Bulgaria, Employers’ Association urges Government to intervene in electricity market amid rising prices

, SEE Energy News

In a letter addressed to caretaker Prime Minister Stefan Yanev, the Association of the Organizations of Bulgarian Employers (AOBR) asks the Government to take urgent action to contain increasing electricity prices on the day-ahead market. The organization says that the excessive electricity prices are forcing businesses to resort to stoppages and threatens national protests to protect the interests of the hundreds of thousands working in the industrial sector in Bulgaria.

The average price on the day-ahead market on the Independent Bulgarian Energy Exchange (IBEX) on 4 August was 132.07 euros/MWh.
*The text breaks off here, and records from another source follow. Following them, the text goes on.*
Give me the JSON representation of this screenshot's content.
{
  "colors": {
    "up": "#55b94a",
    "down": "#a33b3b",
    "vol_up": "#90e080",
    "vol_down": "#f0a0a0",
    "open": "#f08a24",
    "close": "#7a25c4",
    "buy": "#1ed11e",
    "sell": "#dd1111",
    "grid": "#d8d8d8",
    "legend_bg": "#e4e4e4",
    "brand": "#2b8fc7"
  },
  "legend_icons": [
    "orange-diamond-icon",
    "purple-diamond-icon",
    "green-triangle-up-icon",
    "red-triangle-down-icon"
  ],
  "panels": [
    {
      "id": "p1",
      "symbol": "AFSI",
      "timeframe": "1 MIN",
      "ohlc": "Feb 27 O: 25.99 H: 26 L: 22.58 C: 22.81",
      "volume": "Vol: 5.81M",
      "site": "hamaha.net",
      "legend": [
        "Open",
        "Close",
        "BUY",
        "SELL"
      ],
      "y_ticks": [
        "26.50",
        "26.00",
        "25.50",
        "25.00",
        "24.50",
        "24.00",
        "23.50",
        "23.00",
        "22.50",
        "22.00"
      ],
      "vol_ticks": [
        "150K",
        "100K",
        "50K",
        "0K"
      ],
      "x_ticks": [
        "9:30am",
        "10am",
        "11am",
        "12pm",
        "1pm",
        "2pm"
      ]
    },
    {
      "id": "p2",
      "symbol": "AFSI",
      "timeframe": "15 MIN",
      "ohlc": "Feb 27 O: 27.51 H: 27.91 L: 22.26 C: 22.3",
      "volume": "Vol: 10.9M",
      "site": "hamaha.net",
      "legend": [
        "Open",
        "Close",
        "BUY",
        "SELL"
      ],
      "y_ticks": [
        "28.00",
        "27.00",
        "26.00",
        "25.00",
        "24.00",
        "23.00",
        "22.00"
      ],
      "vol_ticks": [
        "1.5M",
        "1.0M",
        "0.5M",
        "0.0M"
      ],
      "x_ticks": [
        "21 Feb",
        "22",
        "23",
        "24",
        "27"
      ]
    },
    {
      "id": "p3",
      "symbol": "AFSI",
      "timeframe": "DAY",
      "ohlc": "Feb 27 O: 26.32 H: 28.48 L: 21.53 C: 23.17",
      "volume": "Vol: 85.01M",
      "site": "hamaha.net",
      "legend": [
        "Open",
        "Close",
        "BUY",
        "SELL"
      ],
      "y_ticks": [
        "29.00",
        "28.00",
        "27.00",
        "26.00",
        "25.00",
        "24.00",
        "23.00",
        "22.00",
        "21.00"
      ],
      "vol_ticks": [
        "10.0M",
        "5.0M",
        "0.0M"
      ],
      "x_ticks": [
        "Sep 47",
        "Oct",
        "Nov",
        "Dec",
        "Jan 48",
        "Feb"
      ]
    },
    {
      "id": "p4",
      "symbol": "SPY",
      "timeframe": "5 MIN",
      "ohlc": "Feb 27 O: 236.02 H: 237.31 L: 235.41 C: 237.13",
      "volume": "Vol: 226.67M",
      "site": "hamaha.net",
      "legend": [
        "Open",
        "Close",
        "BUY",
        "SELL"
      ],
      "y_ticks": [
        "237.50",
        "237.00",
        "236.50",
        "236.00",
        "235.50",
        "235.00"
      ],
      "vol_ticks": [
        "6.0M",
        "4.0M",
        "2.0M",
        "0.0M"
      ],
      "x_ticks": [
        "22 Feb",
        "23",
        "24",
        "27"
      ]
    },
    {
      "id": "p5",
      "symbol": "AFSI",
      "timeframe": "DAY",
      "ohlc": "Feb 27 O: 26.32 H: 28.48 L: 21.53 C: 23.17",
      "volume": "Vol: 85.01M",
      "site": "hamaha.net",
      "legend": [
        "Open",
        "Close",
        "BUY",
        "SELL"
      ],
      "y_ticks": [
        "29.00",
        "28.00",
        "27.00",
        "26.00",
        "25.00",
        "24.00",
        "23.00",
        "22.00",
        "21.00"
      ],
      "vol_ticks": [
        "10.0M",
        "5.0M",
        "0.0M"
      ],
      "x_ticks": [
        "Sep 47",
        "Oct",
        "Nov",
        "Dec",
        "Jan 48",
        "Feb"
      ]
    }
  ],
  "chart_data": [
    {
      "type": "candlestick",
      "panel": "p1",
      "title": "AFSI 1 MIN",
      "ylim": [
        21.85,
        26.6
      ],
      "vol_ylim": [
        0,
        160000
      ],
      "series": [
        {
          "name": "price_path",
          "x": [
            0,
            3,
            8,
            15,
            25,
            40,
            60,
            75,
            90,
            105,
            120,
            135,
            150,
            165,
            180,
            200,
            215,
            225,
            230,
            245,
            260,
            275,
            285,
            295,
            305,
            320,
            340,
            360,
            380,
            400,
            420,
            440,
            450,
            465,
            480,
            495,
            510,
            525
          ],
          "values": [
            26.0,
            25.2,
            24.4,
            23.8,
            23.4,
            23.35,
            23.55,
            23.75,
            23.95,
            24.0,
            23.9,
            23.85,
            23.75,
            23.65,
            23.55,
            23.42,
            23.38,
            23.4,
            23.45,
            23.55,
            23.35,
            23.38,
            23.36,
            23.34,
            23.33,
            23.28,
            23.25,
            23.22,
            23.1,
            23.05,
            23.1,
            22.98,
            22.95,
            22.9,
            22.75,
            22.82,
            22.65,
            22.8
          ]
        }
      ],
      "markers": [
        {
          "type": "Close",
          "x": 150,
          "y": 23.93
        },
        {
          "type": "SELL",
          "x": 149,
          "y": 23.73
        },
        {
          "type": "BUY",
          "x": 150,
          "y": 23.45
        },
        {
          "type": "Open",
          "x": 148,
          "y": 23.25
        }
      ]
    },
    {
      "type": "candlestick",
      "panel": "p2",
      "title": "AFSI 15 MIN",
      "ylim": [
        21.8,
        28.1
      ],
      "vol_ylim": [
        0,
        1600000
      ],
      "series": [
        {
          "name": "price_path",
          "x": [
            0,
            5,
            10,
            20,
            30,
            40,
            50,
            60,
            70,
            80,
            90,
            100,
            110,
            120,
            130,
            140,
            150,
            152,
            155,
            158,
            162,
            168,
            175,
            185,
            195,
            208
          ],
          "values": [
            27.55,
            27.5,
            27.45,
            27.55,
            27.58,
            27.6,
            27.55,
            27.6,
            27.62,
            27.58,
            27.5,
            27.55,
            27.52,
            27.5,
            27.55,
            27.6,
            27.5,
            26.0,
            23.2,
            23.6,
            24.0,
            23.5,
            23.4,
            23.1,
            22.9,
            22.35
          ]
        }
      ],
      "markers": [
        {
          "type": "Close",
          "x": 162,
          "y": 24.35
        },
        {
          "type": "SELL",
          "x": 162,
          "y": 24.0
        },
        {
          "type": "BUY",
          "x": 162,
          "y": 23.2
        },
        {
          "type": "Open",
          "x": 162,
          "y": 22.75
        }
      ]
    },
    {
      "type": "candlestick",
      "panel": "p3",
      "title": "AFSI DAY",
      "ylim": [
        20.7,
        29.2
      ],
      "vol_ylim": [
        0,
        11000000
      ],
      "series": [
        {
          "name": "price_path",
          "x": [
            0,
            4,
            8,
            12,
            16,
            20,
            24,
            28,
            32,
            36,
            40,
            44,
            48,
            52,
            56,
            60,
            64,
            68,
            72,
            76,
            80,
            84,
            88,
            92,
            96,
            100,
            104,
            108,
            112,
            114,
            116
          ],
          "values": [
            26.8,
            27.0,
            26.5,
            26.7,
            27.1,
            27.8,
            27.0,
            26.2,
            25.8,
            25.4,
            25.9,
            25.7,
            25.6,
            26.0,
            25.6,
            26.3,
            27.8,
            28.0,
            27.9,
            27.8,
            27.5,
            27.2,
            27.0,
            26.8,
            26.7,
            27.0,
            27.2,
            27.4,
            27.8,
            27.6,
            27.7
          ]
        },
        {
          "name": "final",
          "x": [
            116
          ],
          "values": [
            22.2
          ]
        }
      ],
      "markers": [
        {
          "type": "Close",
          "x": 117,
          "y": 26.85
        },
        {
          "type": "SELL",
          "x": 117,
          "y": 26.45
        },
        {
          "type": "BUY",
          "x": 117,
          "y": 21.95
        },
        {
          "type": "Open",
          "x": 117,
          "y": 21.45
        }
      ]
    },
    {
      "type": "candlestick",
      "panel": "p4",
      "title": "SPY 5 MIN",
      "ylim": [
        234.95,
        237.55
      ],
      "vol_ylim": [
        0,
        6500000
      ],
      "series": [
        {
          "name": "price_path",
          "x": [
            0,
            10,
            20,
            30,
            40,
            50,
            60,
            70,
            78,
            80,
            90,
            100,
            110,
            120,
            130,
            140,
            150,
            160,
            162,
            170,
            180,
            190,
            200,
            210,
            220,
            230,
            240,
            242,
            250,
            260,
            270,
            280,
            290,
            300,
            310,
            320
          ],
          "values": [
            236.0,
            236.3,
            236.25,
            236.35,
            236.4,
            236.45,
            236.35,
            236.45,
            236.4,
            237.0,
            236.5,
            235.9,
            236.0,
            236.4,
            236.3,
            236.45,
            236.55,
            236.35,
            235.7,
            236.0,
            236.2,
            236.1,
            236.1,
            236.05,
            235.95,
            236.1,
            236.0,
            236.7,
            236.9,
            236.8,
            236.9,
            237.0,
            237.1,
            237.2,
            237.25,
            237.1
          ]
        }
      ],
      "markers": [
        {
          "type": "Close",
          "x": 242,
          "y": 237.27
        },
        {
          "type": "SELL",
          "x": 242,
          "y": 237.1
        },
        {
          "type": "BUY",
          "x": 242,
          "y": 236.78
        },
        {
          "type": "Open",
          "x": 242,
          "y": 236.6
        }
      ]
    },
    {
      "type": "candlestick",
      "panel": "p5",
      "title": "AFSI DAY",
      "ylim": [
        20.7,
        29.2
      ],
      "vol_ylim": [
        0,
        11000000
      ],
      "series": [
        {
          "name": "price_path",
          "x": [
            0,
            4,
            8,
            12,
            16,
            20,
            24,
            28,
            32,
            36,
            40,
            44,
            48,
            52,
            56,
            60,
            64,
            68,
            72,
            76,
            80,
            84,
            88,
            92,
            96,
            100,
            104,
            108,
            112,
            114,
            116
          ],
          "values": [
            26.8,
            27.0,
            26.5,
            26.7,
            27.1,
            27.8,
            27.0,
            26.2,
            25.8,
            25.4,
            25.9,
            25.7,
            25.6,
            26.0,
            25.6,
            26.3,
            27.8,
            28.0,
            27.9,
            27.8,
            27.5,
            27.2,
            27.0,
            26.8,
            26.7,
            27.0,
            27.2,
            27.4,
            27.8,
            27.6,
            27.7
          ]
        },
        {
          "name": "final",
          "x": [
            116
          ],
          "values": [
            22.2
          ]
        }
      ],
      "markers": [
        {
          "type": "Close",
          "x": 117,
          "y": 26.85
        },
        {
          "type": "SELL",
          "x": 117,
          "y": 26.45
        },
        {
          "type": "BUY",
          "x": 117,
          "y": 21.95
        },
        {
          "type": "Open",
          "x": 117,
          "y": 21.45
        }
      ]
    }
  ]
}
On the intraday segment, the average price was 205.05 euros/MWh.

The price levels in the past three days were more than 50 % higher than in Germany, Italy, France and Austria, and on 4 August alone it was 70 % higher.

The letters to the Prime Ministewr reads that ss responsible, nationally represented employers’ organizations, AOBR has repeatedly warned of the potential risks to the electricity market in Bulgaria. But the limit of tolerance has already been passed and after discussions with the managements of major energy-intensive companies, it was decided to start a phased shutdown of production facilities, starting at 12:00 AM on 4 August.

The Association calls for urgent action by the Energy Ministry, the Bulgarian Energy Holding (BEH), the electricity transmission system operator ESO and the regulators to make sure the state-owned TPP Maritsa East 2, which produces cheap electricity, starts operating at full capacity, that temporary restrictions are set in place for electricity export and that support is provided for the worst-hit energy-intensive industrial

According to BEH, three of the eight units at TPP Maritsa East 2 are currently in operation and a fourth one is ready to be switched on.

The Association further says that the leaders of the competent state institutions have proven unable to cope with the crisis which is why the Prime Minister should ask them to resign and ensure resources to address the problems that
prevent the normal functioning of the Bulgarian economy.